2025 Talent Predictions for Family Offices

How shifting geopolitics, demographics, and investment strategies are impacting talent management
2024 was a year of professionalization and innovation in the family office community, with shifting geopolitics, demographics, and investment strategies changing how family offices hire executive staff.
As global conflicts and sea-change election campaigns spark conversations about long-term wealth preservation, the ongoing surge in wealth transfer has triggered a move toward succession and an acceleration in the creation of family offices, accompanied by an increasingly competitive search for the leaders of those offices.
As family leadership transitions continue to occur at an accelerating rate and the next generation steps into leadership positions, increased allocations to alternative asset classes have also sparked renewed discussions about outsourcing. While the outsourced chief investment officer (OCIO) model has risen in popularity for many, so too has the demand for exceptional and entrepreneurial in-house talent.
The present and public face of family offices
Family offices have an ingrained culture of discretion. Confidentiality, control, avoidance of conflicts of interest, and customization are often the primary drivers behind the creation of a family office. These underlying motivations continue to drive family office structure and behavior, despite a myriad of new legislative and regulatory efforts aimed at requiring more regulation and disclosure in the industry. What might shift as we progress into 2025, however, is the stance some family offices take to attract investment opportunities and talent.

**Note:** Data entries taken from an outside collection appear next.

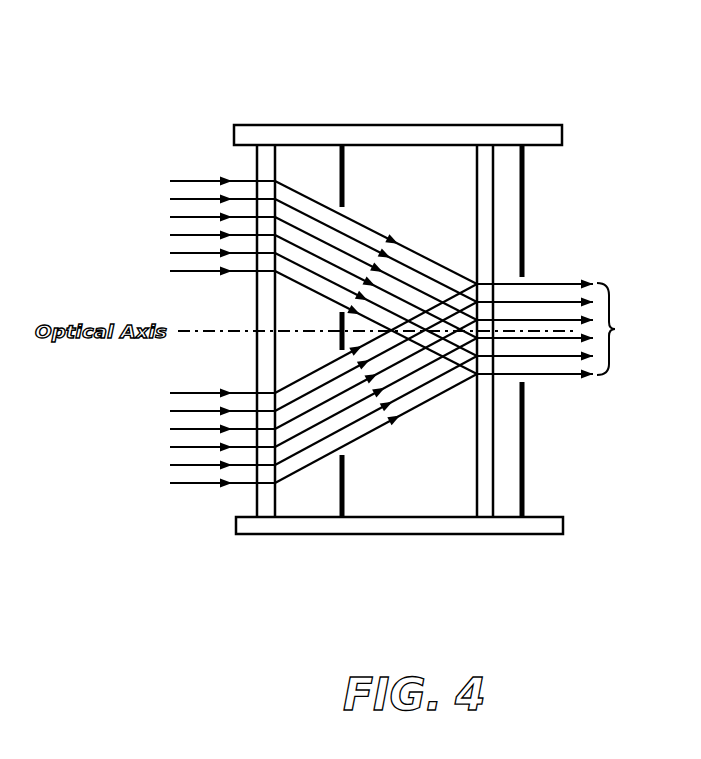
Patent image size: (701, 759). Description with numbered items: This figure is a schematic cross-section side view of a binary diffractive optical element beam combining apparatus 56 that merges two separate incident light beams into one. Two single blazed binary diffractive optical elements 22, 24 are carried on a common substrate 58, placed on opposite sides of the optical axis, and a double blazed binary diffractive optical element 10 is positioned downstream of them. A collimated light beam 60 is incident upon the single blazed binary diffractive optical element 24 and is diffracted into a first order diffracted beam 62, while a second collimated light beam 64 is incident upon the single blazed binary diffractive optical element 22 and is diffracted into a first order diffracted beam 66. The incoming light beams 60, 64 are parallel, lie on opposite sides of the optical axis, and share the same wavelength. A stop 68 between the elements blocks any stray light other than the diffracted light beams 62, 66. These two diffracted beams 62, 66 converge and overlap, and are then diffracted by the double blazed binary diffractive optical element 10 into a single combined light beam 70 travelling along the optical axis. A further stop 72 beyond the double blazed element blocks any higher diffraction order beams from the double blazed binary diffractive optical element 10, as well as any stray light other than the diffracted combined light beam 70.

The beam combining apparatus 56 is at (400, 76).
The common substrate 58 is at (257, 498).
The single blazed binary diffractive optical element 22 is at (287, 330).
The single blazed binary diffractive optical element 24 is at (275, 177).
The double blazed binary diffractive optical element 10 is at (477, 493).
The stop 68 is at (340, 488).
The stop 72 is at (527, 488).
The collimated light beam 60 is at (183, 180).
The collimated light beam 64 is at (183, 392).
The first order diffracted beam 62 is at (313, 293).
The first order diffracted beam 66 is at (313, 370).
The combined light beam 70 is at (565, 329).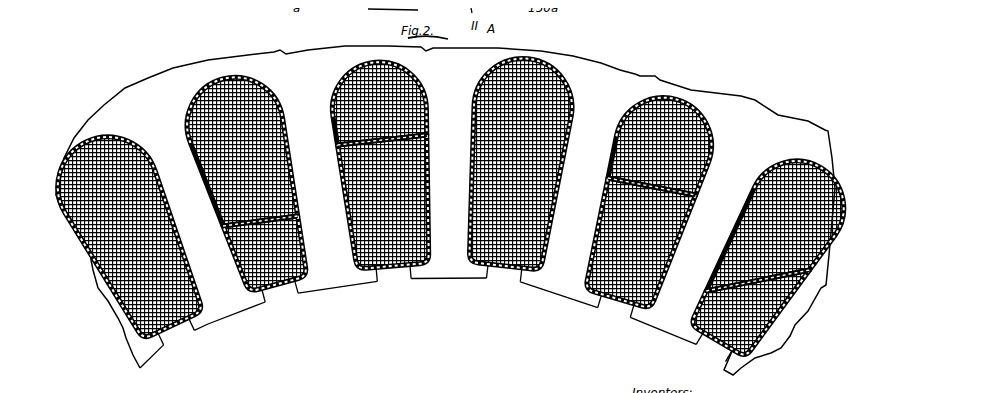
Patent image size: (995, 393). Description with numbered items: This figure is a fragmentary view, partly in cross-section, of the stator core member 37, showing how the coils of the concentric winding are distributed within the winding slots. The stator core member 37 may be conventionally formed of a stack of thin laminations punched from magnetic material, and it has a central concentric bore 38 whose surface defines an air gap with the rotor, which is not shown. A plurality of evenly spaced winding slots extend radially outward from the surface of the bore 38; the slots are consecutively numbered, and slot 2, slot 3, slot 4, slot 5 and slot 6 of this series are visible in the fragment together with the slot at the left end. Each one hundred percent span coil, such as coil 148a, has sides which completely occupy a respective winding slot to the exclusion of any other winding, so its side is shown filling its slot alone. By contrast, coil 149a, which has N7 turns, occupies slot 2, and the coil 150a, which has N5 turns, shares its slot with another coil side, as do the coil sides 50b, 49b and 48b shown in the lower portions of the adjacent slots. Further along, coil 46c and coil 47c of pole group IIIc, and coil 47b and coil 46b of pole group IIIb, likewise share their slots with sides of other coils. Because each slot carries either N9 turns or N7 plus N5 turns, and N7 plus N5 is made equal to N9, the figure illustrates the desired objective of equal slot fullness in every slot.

The stator core member 37 is at (686, 49).
The central concentric bore 38 is at (437, 327).
The coil 148a is at (152, 298).
The coil 149a is at (212, 99).
The coil 150a is at (372, 90).
The coil side in slot 4 48b is at (508, 215).
The coil side in slot 3 49b is at (392, 213).
The coil side in slot 2 50b is at (290, 273).
The coil 46c is at (700, 130).
The coil 47c is at (776, 163).
The coil 47b is at (597, 292).
The coil 46b is at (706, 337).
The winding slot 2 is at (253, 205).
The winding slot 3 is at (380, 187).
The winding slot 4 is at (520, 200).
The winding slot 5 is at (658, 227).
The winding slot 6 is at (745, 254).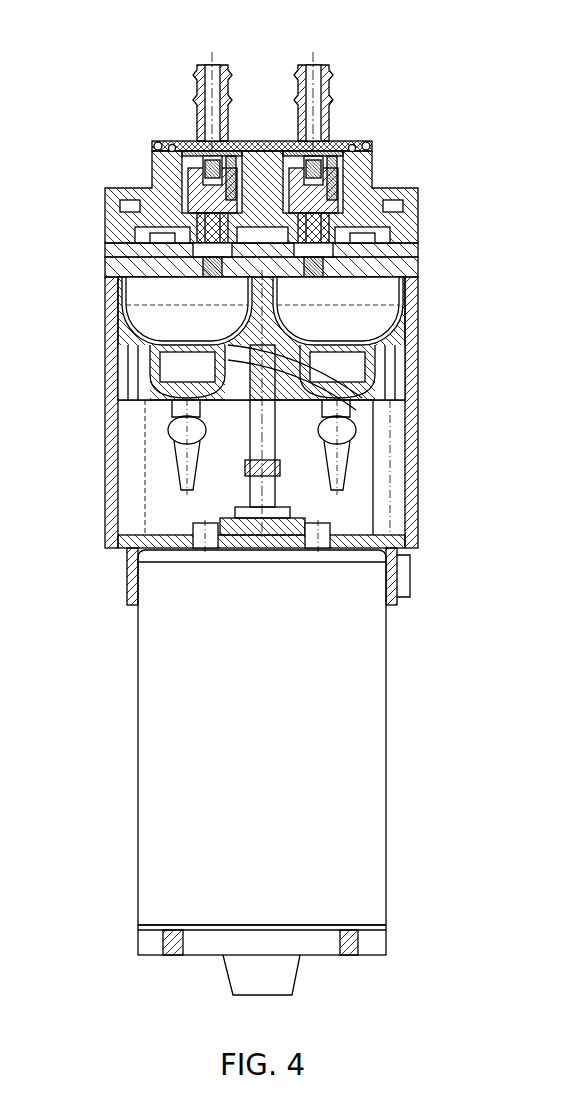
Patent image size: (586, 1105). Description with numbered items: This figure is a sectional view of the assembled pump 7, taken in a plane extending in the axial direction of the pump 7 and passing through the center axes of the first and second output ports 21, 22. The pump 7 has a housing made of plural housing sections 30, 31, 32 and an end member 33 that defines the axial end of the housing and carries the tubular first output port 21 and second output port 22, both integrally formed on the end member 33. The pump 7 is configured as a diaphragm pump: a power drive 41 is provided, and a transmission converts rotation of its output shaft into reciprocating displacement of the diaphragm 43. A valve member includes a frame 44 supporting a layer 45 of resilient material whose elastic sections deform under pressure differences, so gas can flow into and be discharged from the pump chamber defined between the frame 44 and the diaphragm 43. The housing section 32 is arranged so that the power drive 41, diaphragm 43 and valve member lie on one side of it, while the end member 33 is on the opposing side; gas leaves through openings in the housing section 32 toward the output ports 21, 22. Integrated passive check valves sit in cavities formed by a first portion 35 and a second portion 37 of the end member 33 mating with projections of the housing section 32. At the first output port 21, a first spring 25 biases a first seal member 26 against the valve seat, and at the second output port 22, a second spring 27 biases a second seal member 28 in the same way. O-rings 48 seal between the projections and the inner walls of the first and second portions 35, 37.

The pump 7 is at (484, 50).
The first output port 21 is at (327, 66).
The second output port 22 is at (199, 66).
The first spring 25 is at (345, 162).
The first seal member 26 is at (337, 200).
The second spring 27 is at (179, 162).
The second seal member 28 is at (190, 197).
The housing section 30 is at (106, 518).
The housing section 31 is at (106, 360).
The housing section 32 is at (106, 228).
The end member 33 is at (106, 196).
The first portion 35 is at (367, 142).
The second portion 37 is at (158, 141).
The power drive 41 is at (138, 898).
The diaphragm 43 is at (106, 283).
The frame 44 is at (417, 270).
The layer 45 is at (402, 250).
The O-ring 48 is at (172, 148).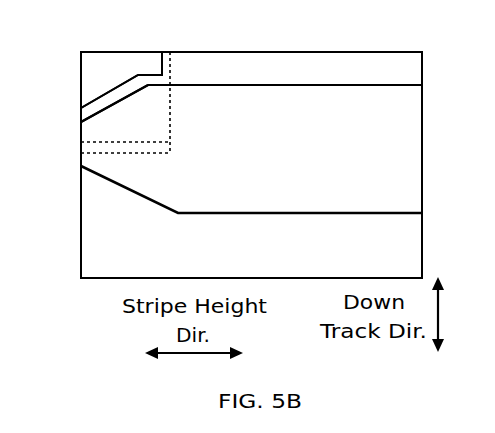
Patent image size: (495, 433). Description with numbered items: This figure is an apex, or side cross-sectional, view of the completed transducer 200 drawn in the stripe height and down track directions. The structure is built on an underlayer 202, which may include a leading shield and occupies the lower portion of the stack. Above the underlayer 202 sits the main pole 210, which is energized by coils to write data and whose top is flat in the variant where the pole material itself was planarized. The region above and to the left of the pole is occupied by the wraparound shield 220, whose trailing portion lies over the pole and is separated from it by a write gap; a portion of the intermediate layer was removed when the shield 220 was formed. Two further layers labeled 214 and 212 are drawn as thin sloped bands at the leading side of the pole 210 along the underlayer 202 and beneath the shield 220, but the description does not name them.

The transducer 200 is at (323, 20).
The wraparound shield 220 is at (129, 52).
The side/nonmagnetic gap layer 214 is at (92, 92).
The pole bottom bevel / seed layer 212 is at (96, 192).
The main pole 210 is at (251, 149).
The underlayer 202 is at (251, 245).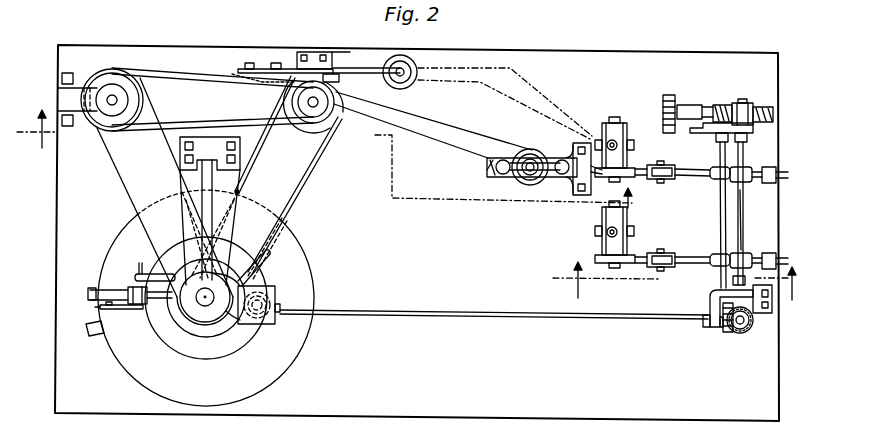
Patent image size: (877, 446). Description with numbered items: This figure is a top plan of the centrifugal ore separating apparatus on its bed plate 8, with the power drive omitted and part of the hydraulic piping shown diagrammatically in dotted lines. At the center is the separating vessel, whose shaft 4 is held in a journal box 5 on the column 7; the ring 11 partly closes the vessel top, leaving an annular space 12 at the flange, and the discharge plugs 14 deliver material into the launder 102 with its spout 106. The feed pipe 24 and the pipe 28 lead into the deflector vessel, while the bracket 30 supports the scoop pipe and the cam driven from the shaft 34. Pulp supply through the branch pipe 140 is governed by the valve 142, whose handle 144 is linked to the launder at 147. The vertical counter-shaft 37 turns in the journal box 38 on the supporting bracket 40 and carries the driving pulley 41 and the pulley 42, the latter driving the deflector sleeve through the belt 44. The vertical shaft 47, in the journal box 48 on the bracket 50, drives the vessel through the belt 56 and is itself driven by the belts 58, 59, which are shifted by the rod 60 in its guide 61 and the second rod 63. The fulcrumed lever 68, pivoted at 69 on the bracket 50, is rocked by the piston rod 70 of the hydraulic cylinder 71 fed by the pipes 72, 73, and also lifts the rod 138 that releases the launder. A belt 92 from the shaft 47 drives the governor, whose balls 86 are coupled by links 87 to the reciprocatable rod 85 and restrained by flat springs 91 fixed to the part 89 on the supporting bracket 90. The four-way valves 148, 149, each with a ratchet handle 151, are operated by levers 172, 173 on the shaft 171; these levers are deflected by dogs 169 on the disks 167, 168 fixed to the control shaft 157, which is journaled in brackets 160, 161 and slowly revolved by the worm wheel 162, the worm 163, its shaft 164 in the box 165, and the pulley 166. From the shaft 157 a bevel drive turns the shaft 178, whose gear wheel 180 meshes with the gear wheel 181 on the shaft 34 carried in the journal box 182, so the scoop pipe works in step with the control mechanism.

We expect family offices, and the next generation of leadership, to take a more visible stance: increasing their presence at industry events, networking and collaborating with other families, and becoming thought leaders in an increasingly sophisticated marketplace. As a result of this higher market profile, family offices will require greater protection, more media proficiency, and a talent attraction strategy.
Looking inward and innovating
Family offices will also be taking a greater look inward, spending time analyzing the successes and missed expectations of their enterprises and exploring internal gaps in their resources. We will see a shift in focus to educating and upskilling family and non-family members, and, in line with the marked professionalization of the industry, executive searches will be more rigorous than ever as families focus on higher-level requirements to keep pace with the accelerating institutionalization of the industry.
New leaders will also be expected to play a critical role in educating and guiding the next generation, managing intergenerational dynamics, and values-based leadership. We already see this being modeled by America’s most successful family enterprises and predict it will become a pivotal trend in 2025 as families integrate their talent management strategies with their overall family office structure based on the conviction that talent is critical to long-term success and sustainability.
Talent that offers autonomy and alignment
The OCIO model will continue to gain popularity among many family offices in 2025, but as large and established family offices continue to diversify portfolios to include investments in new industries and jurisdictions, more professionals will be required with specific sector experience.
While the outsourcing model offers access to broader expertise and defrays some overhead, hiring specialist investment leaders in-house gives family offices more control and alignment of investments with the unique family values and tax positions.
Playing to the family office advantage
To attract and retain this talent, family offices will continue to be incredibly creative in how they compensate their staff. This relates to a competitive basic salary, benchmarked against some of the world’s most elite investment firms, and a balanced mix of financial and non-financial rewards. This includes long-term incentive plans, such as co-investment opportunities (often with recourse loans to enable leverage), carried interest, phantom stock, and other deferred plans to incentivize exceptional performance and alignment.
Family offices are realizing the unique and competitive hand they can play in attracting talent and will use it in line with increasingly sophisticated human capital plans to drive desired behaviors and, ultimately, succeed.
2025 will be the year of collaboration, education, and innovation, and in that spirit, Mack will continue to host a calendar of intimate events for family office leaders and professionals to come together to learn and share best practices to stay dynamic and competitive in the forever-changing family office landscape.